Idols – statues worshipped as gods
Synagogue – building where Jews met for worship and teaching
Resurrection – rising from death to life
Areopagus – “Mars Hill”; the place where the city council of Athens met
Altar – table where sacrifices were burned
- Why was Paul upset while he was in Athens?
- What might “being full of idols” show about a city?
- Where does Paul spend time teaching? Whom does he teach to?
- What is different about his teaching in each place?
- Who wants to hear more about Jesus? Why?
- Epicureans believed the greatest thing was pleasure; Stoics believed the greatest thing was reason. How do you think they each responded to a message about Jesus?

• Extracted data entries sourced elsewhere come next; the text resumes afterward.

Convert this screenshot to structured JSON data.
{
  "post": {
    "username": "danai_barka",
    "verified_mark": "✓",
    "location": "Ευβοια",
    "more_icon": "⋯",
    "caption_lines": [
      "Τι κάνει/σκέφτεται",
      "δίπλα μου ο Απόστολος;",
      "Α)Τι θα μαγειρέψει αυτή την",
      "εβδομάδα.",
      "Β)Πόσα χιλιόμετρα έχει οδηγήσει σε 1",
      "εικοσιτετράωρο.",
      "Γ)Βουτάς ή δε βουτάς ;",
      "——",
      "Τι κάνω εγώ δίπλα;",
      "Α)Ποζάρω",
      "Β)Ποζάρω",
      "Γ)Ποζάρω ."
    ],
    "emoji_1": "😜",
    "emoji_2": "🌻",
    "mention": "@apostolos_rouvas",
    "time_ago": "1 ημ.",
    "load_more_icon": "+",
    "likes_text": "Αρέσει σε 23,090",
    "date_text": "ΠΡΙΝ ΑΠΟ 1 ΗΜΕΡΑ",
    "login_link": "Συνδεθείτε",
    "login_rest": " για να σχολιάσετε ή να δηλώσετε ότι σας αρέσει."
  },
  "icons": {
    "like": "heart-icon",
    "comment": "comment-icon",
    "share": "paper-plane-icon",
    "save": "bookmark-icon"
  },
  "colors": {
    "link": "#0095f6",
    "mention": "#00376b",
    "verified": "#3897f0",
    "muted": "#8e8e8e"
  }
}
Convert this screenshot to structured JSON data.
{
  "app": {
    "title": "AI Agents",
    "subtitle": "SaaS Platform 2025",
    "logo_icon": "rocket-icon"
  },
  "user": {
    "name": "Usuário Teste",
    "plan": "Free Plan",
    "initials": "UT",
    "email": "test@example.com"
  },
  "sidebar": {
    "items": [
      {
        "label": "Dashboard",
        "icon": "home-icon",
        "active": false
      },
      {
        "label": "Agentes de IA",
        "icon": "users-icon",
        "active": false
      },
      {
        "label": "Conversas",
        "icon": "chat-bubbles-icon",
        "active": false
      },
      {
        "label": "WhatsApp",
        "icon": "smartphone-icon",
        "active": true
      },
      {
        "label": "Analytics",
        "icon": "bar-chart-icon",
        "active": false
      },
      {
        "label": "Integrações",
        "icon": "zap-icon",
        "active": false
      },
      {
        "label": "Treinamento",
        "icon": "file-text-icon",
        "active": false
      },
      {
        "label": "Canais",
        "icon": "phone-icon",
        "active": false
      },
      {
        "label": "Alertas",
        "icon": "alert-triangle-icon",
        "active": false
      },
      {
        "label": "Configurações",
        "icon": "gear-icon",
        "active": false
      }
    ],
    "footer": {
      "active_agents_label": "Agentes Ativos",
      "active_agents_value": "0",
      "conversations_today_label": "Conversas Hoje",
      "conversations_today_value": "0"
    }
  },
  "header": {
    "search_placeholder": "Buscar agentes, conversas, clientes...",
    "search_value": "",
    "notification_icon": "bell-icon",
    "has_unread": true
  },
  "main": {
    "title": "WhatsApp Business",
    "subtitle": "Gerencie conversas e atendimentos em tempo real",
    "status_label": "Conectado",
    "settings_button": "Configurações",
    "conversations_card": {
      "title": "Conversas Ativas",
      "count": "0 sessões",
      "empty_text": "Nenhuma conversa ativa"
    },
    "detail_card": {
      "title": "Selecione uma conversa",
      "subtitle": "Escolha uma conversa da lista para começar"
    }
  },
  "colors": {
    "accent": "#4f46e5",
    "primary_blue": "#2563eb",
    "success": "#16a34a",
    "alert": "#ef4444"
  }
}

- If you were Paul, how would you teach each about God?
- Why do you think Paul starts talking about God, not Jesus?
- What does he teach about God?
- Does God need people to worship him? Why or why not?
- How does Paul describe the relationship between God and people?
- How is God different from the idols of Athens?
- What does God care about?
- When do people stop listening to Paul? Why?
- Is the resurrection important to Paul’s message? Why do you think so?
- What are their reactions to Paul? Do they surprise you?
Some of the people of Athens laughed at Paul, and some joined him. What is your reaction to Paul?
Notice how Paul adapted his message to each audience, and pay attention to what stayed the same. What can change when you talk about Jesus? What is important to stay the same?